Los planteamientos de Bennett sobre de Pizan condensan las operaciones ideológicas de la genealogía y, sobre todo, la potencia transformadora de los usos políticos del pasado y la escritura de la historia, como lo identificamos también en el texto de Cáceres.
[7] Nos referimos al concepto del referente polémico propuesto por Amorós, el cual destaca el cariz relacional y dialógico de todo planteamiento que es, antes respuesta que propuesta: “Ningún pensamiento se entiende si se desconoce su referente polémico, si no se sabe con quién, de forma explícita o no, está discutiendo” (Amorós, 2005: 39).
[8] La tesis no está disponible en el repositorio institucional de La Sorbona. Pachas Maceda comenta, en la reedición de Mujeres de ayer y de hoy bajo el sello editorial Heraldos (2022), que la autora publicó una versión de su trabajo de grado en la revista literaria El Ateneo en 1906. (Pachas Maceda 2022: 17).
[9] Nos referimos al diálogo intertextual con el clásico ensayo de Pardo Bazán, La cuestión palpitante, centrado en el naturalismo y la compleja relación entre la literatura, la ciencia y la modernidad.

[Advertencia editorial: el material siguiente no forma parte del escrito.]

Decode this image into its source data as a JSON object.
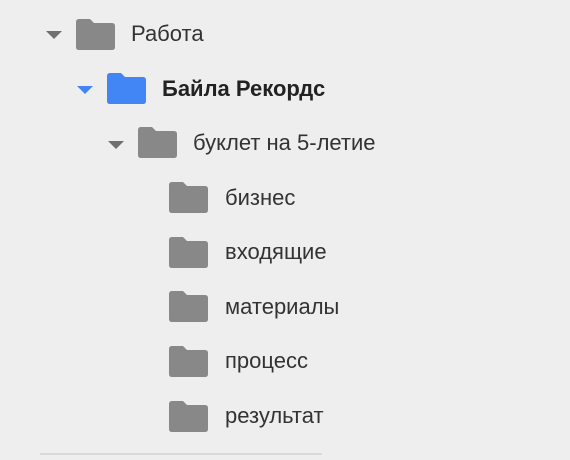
{
  "folder_tree": {
    "items": [
      {
        "label": "Работа",
        "expanded": true,
        "selected": false,
        "has_caret": true
      },
      {
        "label": "Байла Рекордс",
        "expanded": true,
        "selected": true,
        "has_caret": true
      },
      {
        "label": "буклет на 5-летие",
        "expanded": true,
        "selected": false,
        "has_caret": true
      },
      {
        "label": "бизнес",
        "expanded": false,
        "selected": false,
        "has_caret": false
      },
      {
        "label": "входящие",
        "expanded": false,
        "selected": false,
        "has_caret": false
      },
      {
        "label": "материалы",
        "expanded": false,
        "selected": false,
        "has_caret": false
      },
      {
        "label": "процесс",
        "expanded": false,
        "selected": false,
        "has_caret": false
      },
      {
        "label": "результат",
        "expanded": false,
        "selected": false,
        "has_caret": false
      }
    ]
  },
  "colors": {
    "folder_default": "#888888",
    "folder_selected": "#4285f4",
    "caret_default": "#6f6f6f",
    "caret_selected": "#4285f4",
    "background": "#eeeeee"
  }
}
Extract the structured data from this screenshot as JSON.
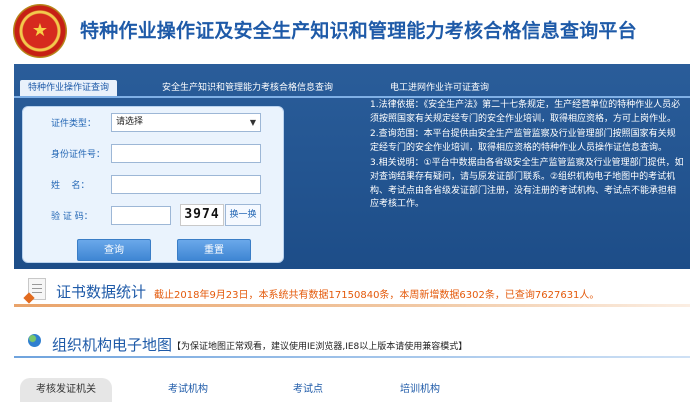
{
  "header": {
    "title": "特种作业操作证及安全生产知识和管理能力考核合格信息查询平台"
  },
  "tabs": [
    {
      "label": "特种作业操作证查询",
      "active": true
    },
    {
      "label": "安全生产知识和管理能力考核合格信息查询",
      "active": false
    },
    {
      "label": "电工进网作业许可证查询",
      "active": false
    }
  ],
  "form": {
    "cert_type_label": "证件类型：",
    "cert_type_value": "请选择",
    "id_label": "身份证件号：",
    "name_label": "姓    名：",
    "captcha_label": "验 证 码：",
    "captcha_value": "3974",
    "refresh_label": "换一换",
    "query_button": "查询",
    "reset_button": "重置"
  },
  "notes": [
    "1.法律依据：《安全生产法》第二十七条规定，生产经营单位的特种作业人员必须按照国家有关规定经专门的安全作业培训，取得相应资格，方可上岗作业。",
    "2.查询范围：本平台提供由安全生产监管监察及行业管理部门按照国家有关规定经专门的安全作业培训，取得相应资格的特种作业人员操作证信息查询。",
    "3.相关说明：①平台中数据由各省级安全生产监管监察及行业管理部门提供，如对查询结果存有疑问，请与原发证部门联系。②组织机构电子地图中的考试机构、考试点由各省级发证部门注册，没有注册的考试机构、考试点不能承担相应考核工作。"
  ],
  "stats": {
    "title": "证书数据统计",
    "text": "截止2018年9月23日，本系统共有数据17150840条，本周新增数据6302条，已查询7627631人。"
  },
  "map": {
    "title": "组织机构电子地图",
    "note": "【为保证地图正常观看，建议使用IE浏览器,IE8以上版本请使用兼容模式】"
  },
  "subtabs": [
    {
      "label": "考核发证机关",
      "active": true
    },
    {
      "label": "考试机构",
      "active": false
    },
    {
      "label": "考试点",
      "active": false
    },
    {
      "label": "培训机构",
      "active": false
    }
  ],
  "colors": {
    "brand_blue": "#1e5aa8",
    "panel_blue": "#1d4d88",
    "stats_orange": "#e45a0b"
  }
}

[10] Las diferencias emergían al momento de definir los caminos para lograr estas reivindicaciones o delimitar el tipo de educación o trabajo que consideraban apto para las mujeres. Este fragmento del texto de Cáceres expone las diferentes posturas en torno a la educación femenina por parte de las intelectuales alemanas: “Al inquirir cuál es la educación que se debe dar a la mujer, Elena Lange opinó porque se desarrollaran todas sus facultades. […] Lina Morgenstern se muestra más amplia, cuando se expresa así: “La mujer debe ser educada de manera que se haga de ella un ser sano, fuerte y bien desarrollado, que conserve la belleza de su sexo; se debe tratar de formarle un carácter enérgico, que la haga capaz de dominarse, sin que por eso la excluya del amor del prójimo y de la fidelidad á sus obligaciones. El mejor medio de llegar a esa educación es el ejemplo y la enseñanza”. Mina Cauer va más lejos en sus apreciaciones: “El problema de la educación quedará resuelto, dice ella, cuando se abra camino á la mujer, de modo que pueda seguir todas las carreras que existen para los hombres; y el único modo de lograrlo es que se le faciliten los mismos medios de educación que a éste; solo así podrá elegir una profesión a su gusto y esta sería la única [forma] de conseguir mejorar la educación de la mujer, haciéndola apta para desempeñar una profesión, como acontece en los Estados Unidos”. Lili Braun, [sic] se manifiesta decidida por la educación mixta, al pedir que las niñas y los niños estudien untos en los colegios: [sic] Alice Salomón, [sic] cree necesario que la mujer obtenga una profesión, para que pueda mantenerse por sí. La doctora Auguspurg, se manifiesta como Lili Braun, partidaria de la coeducación, además, pide que profundice sus estudios hasta donde sea posible. La doctora Raschke, piensa que se deben introducir los principios fundamentales del derecho en los cursos de enseñanza, y en este sentido trabaja activamente. Charlotte Böicher, dice: “Que se dé a la mujer una instrucción sólida según sus cualidades y talento, pero que no se contraríen con sus aficiones”. (Cáceres, 1909: 167).
[11] Esto es lo que harán escritoras como Christine de Pizan y las autoras posteriores, por ejemplo, Mercedes Cabello en “La influencia de la mujer en la civilización”: apelar al discurso de la bondad superior del sujeto femenino para justificar e incluso, celebrar, que las mujeres no participasen en la política, campo corrupto por causa de los hombres.
[12] Aunque Pachas Maceda comenta que el blanco de acción y preocupación del Centro Social eran las mujeres con pocos recursos económicos (2022, 17), resulta relevante la cuestión de la interseccionalidad y el silencio en torno a las mujeres pertenecientes otros grupos socioraciales en el programa de esta institución.